Italian firefighters are still tackling a major fire at a 20-story apartment building in Milan but said there was no indication that anyone was missing inside.
The blaze was first reported on Sunday by a resident, who sounded the alarm and urged others to evacuate. Some cases of smoke inhalation were reported, but no serious injuries or deaths.
Authorities said they were working to extinguish the remaining flames on Monday and continuing to search the towerblock.
Firefighting official Giuliano Santagata said the blaze was under control, although there were still outbreaks in some apartments.
The mayor of Milan, Giuseppe Sala, has visited the scene and said the blaze was "reminiscent" of the deadly Grenfell Tower fire in London.
At least 72 people were killed in the blaze at a high-rise residential tower in west London in 2017 — the greatest loss of life in a fire on British soil since World War II.
Flammable cladding on the outside of that building was blamed for the speed at which the fire engulfed the block, and officials in Italy have noted similar issues in the Milan fire.
"I have never seen a situation like this," said Santagata, adding that firefighters had also suffered burns from the fire.
"Just look at the facade and you see that everything is completely burned, and [we] therefore presume that it was made of flammable material."
Firefighters broke through doors apartment by apartment in search of anyone left inside and contacted any residents who remained unaccounted for.
"There is no evidence of anyone missing," said commander Felice Iraca. Italian prosecutors are also investigating if there was any indication of wrongdoing.
"The cause of the fires still needs to be determined, but it seems that the rapid spread of the flames was due to the thermal covering of the building," said Carlo Sibia, an Interior Ministry official in Rome.
Residents of the building in Milan included Italian rapper Mahmood, who was the 2019 winner of the San Remo music festival. Those affected have been offered temporary accommodation, according to the mayor.

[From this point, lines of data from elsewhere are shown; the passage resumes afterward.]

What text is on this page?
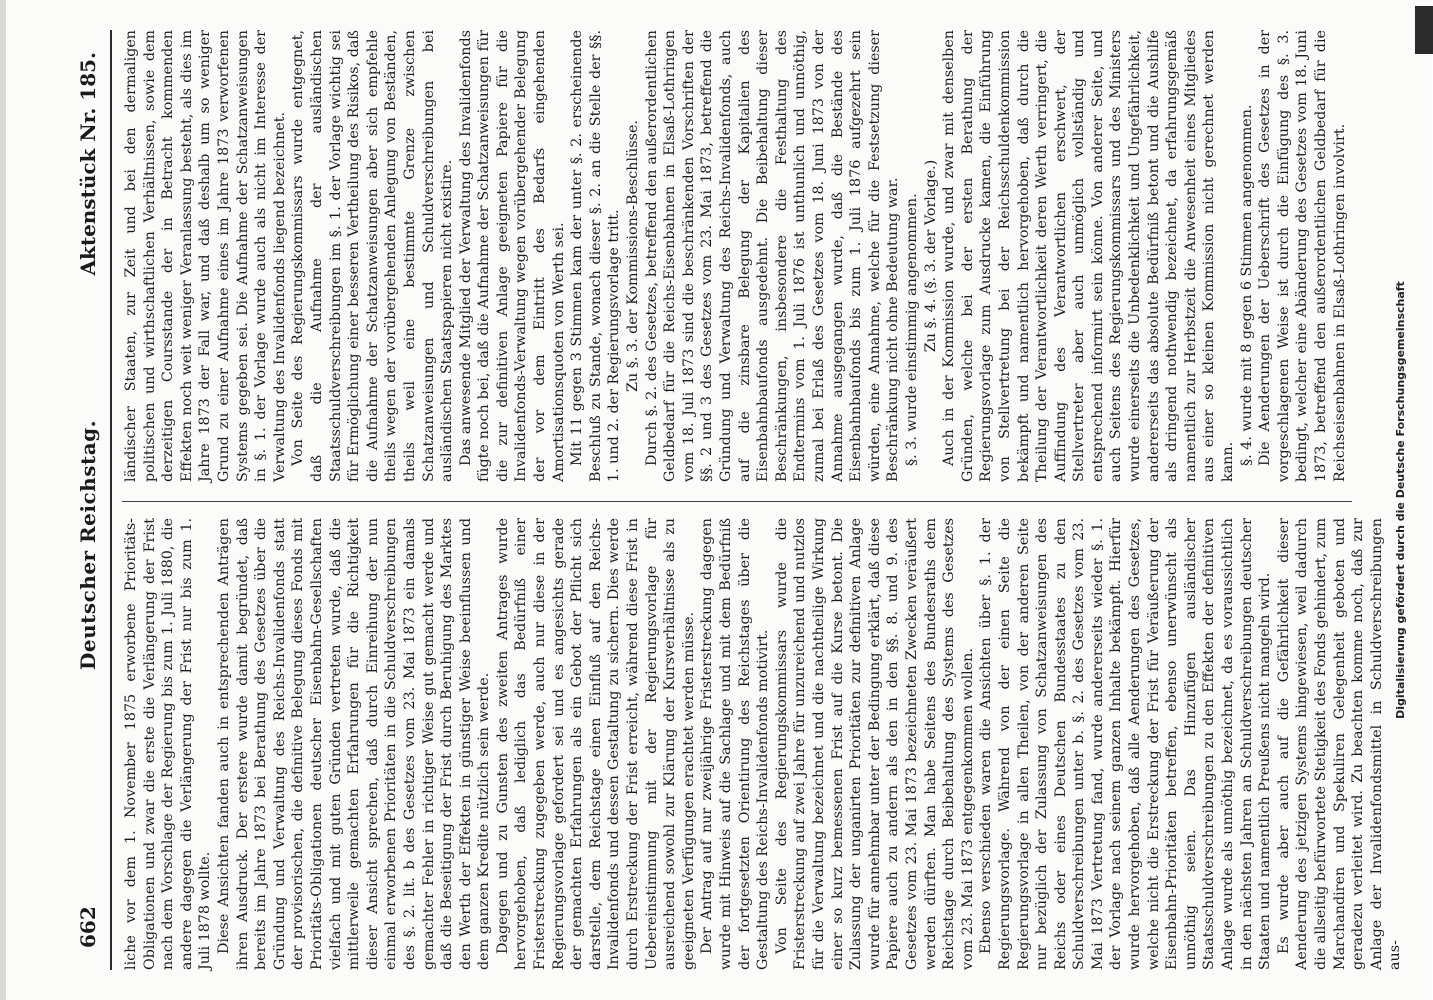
662
Deutscher Reichstag.
Aktenstück Nr. 185.

liche vor dem 1. November 1875 erworbene Prioritäts-Obligationen und zwar die erste die Verlängerung der Frist nach dem Vorschlage der Regierung bis zum 1. Juli 1880, die andere dagegen die Verlängerung der Frist nur bis zum 1. Juli 1878 wollte. Diese Ansichten fanden auch in entsprechenden Anträgen ihren Ausdruck. Der erstere wurde damit begründet, daß bereits im Jahre 1873 bei Berathung des Gesetzes über die Gründung und Verwaltung des Reichs-Invalidenfonds statt der provisorischen, die definitive Belegung dieses Fonds mit Prioritäts-Obligationen deutscher Eisenbahn-Gesellschaften vielfach und mit guten Gründen vertreten wurde, daß die mittlerweile gemachten Erfahrungen für die Richtigkeit dieser Ansicht sprechen, daß durch Einreihung der nun einmal erworbenen Prioritäten in die Schuldverschreibungen des §. 2. lit. b des Gesetzes vom 23. Mai 1873 ein damals gemachter Fehler in richtiger Weise gut gemacht werde und daß die Beseitigung der Frist durch Beruhigung des Marktes den Werth der Effekten in günstiger Weise beeinflussen und dem ganzen Kredite nützlich sein werde. Dagegen und zu Gunsten des zweiten Antrages wurde hervorgehoben, daß lediglich das Bedürfniß einer Fristerstreckung zugegeben werde, auch nur diese in der Regierungsvorlage gefordert sei und es angesichts gerade der gemachten Erfahrungen als ein Gebot der Pflicht sich darstelle, dem Reichstage einen Einfluß auf den Reichs-Invalidenfonds und dessen Gestaltung zu sichern. Dies werde durch Erstreckung der Frist erreicht, während diese Frist in Uebereinstimmung mit der Regierungsvorlage für ausreichend sowohl zur Klärung der Kursverhältnisse als zu geeigneten Verfügungen erachtet werden müsse. Der Antrag auf nur zweijährige Fristerstreckung dagegen wurde mit Hinweis auf die Sachlage und mit dem Bedürfniß der fortgesetzten Orientirung des Reichstages über die Gestaltung des Reichs-Invalidenfonds motivirt. Von Seite des Regierungskommissars wurde die Fristerstreckung auf zwei Jahre für unzureichend und nutzlos für die Verwaltung bezeichnet und die nachtheilige Wirkung einer so kurz bemessenen Frist auf die Kurse betont. Die Zulassung der unganirten Prioritäten zur definitiven Anlage wurde für annehmbar unter der Bedingung erklärt, daß diese Papiere auch zu andern als den in den §§. 8. und 9. des Gesetzes vom 23. Mai 1873 bezeichneten Zwecken veräußert werden dürften. Man habe Seitens des Bundesraths dem Reichstage durch Beibehaltung des Systems des Gesetzes vom 23. Mai 1873 entgegenkommen wollen. Ebenso verschieden waren die Ansichten über §. 1. der Regierungsvorlage. Während von der einen Seite die Regierungsvorlage in allen Theilen, von der anderen Seite nur bezüglich der Zulassung von Schatzanweisungen des Reichs oder eines Deutschen Bundesstaates zu den Schuldverschreibungen unter b. §. 2. des Gesetzes vom 23. Mai 1873 Vertretung fand, wurde andererseits wieder §. 1. der Vorlage nach seinem ganzen Inhalte bekämpft. Hierfür wurde hervorgehoben, daß alle Aenderungen des Gesetzes, welche nicht die Erstreckung der Frist für Veräußerung der Eisenbahn-Prioritäten betreffen, ebenso unerwünscht als unnöthig seien. Das Hinzufügen ausländischer Staatsschuldverschreibungen zu den Effekten der definitiven Anlage wurde als unnöthig bezeichnet, da es voraussichtlich in den nächsten Jahren an Schuldverschreibungen deutscher Staaten und namentlich Preußens nicht mangeln wird. Es wurde aber auch auf die Gefährlichkeit dieser Aenderung des jetzigen Systems hingewiesen, weil dadurch die allseitig befürwortete Stetigkeit des Fonds gehindert, zum Marchandiren und Spekuliren Gelegenheit geboten und geradezu verleitet wird. Zu beachten komme noch, daß zur Anlage der Invalidenfondsmittel in Schuldverschreibungen aus-

ländischer Staaten, zur Zeit und bei den dermaligen politischen und wirthschaftlichen Verhältnissen, sowie dem derzeitigen Coursstande der in Betracht kommenden Effekten noch weit weniger Veranlassung besteht, als dies im Jahre 1873 der Fall war, und daß deshalb um so weniger Grund zu einer Aufnahme eines im Jahre 1873 verworfenen Systems gegeben sei. Die Aufnahme der Schatzanweisungen in §. 1. der Vorlage wurde auch als nicht im Interesse der Verwaltung des Invalidenfonds liegend bezeichnet. Von Seite des Regierungskommissars wurde entgegnet, daß die Aufnahme der ausländischen Staatsschuldverschreibungen im §. 1. der Vorlage wichtig sei für Ermöglichung einer besseren Vertheilung des Risikos, daß die Aufnahme der Schatzanweisungen aber sich empfehle theils wegen der vorübergehenden Anlegung von Beständen, theils weil eine bestimmte Grenze zwischen Schatzanweisungen und Schuldverschreibungen bei ausländischen Staatspapieren nicht existire. Das anwesende Mitglied der Verwaltung des Invalidenfonds fügte noch bei, daß die Aufnahme der Schatzanweisungen für die zur definitiven Anlage geeigneten Papiere für die Invalidenfonds-Verwaltung wegen vorübergehender Belegung der vor dem Eintritt des Bedarfs eingehenden Amortisationsquoten von Werth sei. Mit 11 gegen 3 Stimmen kam der unter §. 2. erscheinende Beschluß zu Stande, wonach dieser §. 2. an die Stelle der §§. 1. und 2. der Regierungsvorlage tritt. Zu §. 3. der Kommissions-Beschlüsse. Durch §. 2. des Gesetzes, betreffend den außerordentlichen Geldbedarf für die Reichs-Eisenbahnen in Elsaß-Lothringen vom 18. Juli 1873 sind die beschränkenden Vorschriften der §§. 2 und 3 des Gesetzes vom 23. Mai 1873, betreffend die Gründung und Verwaltung des Reichs-Invalidenfonds, auch auf die zinsbare Belegung der Kapitalien des Eisenbahnbaufonds ausgedehnt. Die Beibehaltung dieser Beschränkungen, insbesondere die Festhaltung des Endtermins vom 1. Juli 1876 ist unthunlich und unnöthig, zumal bei Erlaß des Gesetzes vom 18. Juni 1873 von der Annahme ausgegangen wurde, daß die Bestände des Eisenbahnbaufonds bis zum 1. Juli 1876 aufgezehrt sein würden, eine Annahme, welche für die Festsetzung dieser Beschränkung nicht ohne Bedeutung war. §. 3. wurde einstimmig angenommen. Zu §. 4. (§. 3. der Vorlage.) Auch in der Kommission wurde, und zwar mit denselben Gründen, welche bei der ersten Berathung der Regierungsvorlage zum Ausdrucke kamen, die Einführung von Stellvertretung bei der Reichsschuldenkommission bekämpft und namentlich hervorgehoben, daß durch die Theilung der Verantwortlichkeit deren Werth verringert, die Auffindung des Verantwortlichen erschwert, der Stellvertreter aber auch unmöglich vollständig und entsprechend informirt sein könne. Von anderer Seite, und auch Seitens des Regierungskommissars und des Ministers wurde einerseits die Unbedenklichkeit und Ungefährlichkeit, andererseits das absolute Bedürfniß betont und die Aushilfe als dringend nothwendig bezeichnet, da erfahrungsgemäß namentlich zur Herbstzeit die Anwesenheit eines Mitgliedes aus einer so kleinen Kommission nicht gerechnet werden kann. §. 4. wurde mit 8 gegen 6 Stimmen angenommen. Die Aenderungen der Ueberschrift des Gesetzes in der vorgeschlagenen Weise ist durch die Einfügung des §. 3. bedingt, welcher eine Abänderung des Gesetzes vom 18. Juni 1873, betreffend den außerordentlichen Geldbedarf für die Reichseisenbahnen in Elsaß-Lothringen involvirt.	Digitalisierung gefördert durch die Deutsche Forschungsgemeinschaft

"Our city experienced hours of deep concern about the flames that engulfed the Torre del Moro in the Vigentino district," Sala said on Facebook.
"We assisted the families who did not have accommodation for the night, offering them hotel accommodation. In the coming hours, we will work to ensure that residents receive all the support they need."

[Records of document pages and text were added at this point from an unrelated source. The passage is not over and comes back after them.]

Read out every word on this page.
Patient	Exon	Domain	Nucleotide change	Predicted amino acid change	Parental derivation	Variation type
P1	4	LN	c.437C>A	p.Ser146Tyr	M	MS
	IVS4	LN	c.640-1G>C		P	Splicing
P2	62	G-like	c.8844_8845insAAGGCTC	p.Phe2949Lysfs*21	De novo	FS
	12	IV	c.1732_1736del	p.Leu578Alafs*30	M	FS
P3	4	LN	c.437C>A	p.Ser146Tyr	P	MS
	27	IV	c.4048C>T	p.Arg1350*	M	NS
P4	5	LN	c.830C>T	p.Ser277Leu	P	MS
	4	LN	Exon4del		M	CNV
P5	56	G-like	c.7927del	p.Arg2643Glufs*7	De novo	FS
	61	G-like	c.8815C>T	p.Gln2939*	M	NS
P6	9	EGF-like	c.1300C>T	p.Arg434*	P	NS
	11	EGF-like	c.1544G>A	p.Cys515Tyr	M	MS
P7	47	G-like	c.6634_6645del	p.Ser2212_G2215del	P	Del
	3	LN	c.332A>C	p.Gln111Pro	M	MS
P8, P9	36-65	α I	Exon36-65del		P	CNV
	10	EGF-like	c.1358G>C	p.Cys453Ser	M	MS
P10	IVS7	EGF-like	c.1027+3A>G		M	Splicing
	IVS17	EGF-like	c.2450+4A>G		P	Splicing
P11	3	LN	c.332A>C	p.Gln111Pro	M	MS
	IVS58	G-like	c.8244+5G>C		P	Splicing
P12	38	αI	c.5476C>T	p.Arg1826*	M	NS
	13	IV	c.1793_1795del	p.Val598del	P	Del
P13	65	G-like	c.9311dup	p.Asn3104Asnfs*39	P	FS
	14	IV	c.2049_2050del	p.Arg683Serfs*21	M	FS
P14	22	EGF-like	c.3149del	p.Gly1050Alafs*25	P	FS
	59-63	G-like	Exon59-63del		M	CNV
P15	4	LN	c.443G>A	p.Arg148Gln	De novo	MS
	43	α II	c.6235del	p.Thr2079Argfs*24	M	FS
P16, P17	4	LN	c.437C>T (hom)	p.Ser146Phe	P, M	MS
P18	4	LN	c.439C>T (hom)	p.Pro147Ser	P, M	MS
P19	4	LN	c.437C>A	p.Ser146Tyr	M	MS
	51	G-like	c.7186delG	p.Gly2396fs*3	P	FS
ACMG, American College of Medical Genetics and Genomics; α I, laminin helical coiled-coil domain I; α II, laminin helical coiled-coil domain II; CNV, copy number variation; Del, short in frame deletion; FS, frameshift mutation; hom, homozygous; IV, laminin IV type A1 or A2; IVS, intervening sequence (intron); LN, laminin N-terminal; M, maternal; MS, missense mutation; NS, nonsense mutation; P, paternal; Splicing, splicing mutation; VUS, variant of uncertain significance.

The 60-metre tall building, part of a decade-old development project, was designed to look like the keel of a ship and included an aluminium sail on its roof, which burned and fell to the street in pieces.

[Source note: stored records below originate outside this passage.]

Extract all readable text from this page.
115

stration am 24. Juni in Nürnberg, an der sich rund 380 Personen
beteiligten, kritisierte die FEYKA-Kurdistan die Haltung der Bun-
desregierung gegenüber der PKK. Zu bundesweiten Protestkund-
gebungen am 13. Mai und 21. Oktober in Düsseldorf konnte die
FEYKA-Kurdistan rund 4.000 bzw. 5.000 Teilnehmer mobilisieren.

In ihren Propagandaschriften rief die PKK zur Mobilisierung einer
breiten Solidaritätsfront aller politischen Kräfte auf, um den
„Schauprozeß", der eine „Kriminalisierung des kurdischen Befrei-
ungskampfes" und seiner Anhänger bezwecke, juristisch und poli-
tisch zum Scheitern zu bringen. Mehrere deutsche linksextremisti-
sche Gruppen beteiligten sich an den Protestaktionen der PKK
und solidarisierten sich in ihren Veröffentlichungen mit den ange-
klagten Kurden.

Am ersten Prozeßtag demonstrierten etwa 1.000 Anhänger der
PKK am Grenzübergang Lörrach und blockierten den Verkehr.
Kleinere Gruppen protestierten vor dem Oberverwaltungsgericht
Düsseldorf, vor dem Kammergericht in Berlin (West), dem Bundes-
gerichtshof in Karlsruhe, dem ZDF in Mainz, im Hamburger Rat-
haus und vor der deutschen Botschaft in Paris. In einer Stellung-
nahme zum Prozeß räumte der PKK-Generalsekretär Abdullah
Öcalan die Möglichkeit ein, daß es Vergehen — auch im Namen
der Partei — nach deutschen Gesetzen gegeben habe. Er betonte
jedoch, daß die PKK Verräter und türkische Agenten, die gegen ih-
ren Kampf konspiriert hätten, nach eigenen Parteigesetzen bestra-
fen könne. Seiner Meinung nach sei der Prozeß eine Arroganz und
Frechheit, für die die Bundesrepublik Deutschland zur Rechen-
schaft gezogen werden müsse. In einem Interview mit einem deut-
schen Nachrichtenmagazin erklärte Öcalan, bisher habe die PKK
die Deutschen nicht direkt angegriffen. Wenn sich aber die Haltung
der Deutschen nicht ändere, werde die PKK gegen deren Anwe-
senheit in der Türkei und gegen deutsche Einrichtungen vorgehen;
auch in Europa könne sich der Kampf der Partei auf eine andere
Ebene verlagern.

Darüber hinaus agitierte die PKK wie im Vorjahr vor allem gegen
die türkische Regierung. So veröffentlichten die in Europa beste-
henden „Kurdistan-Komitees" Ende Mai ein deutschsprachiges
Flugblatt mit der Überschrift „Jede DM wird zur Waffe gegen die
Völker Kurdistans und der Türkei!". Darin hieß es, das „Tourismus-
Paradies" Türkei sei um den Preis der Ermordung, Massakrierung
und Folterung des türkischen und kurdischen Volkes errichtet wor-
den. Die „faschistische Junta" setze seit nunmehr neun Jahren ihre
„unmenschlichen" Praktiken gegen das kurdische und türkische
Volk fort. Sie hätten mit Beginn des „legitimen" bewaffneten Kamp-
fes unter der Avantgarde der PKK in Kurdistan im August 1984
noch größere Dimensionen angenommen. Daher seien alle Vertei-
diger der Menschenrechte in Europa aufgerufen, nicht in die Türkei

"What was clear from the outset was that the building's outer shell went up in flames far too quickly, in a manner reminiscent of the Grenfell Tower fire in London a few years ago," said Sala.
"The judiciary is already working to clarify the dynamics of the incident. My hope is that responsibility will be established quickly," he added.
"The Torre del Moro was built just over 10 years ago and it is unacceptable that such a modern building should have proved totally vulnerable."
The Grenfell Tower fire has prompted inquiries and reviews into high-rise building materials, and Britain’s government has pledged to strip similar combustible cladding from dozens of other publicly owned tower blocks.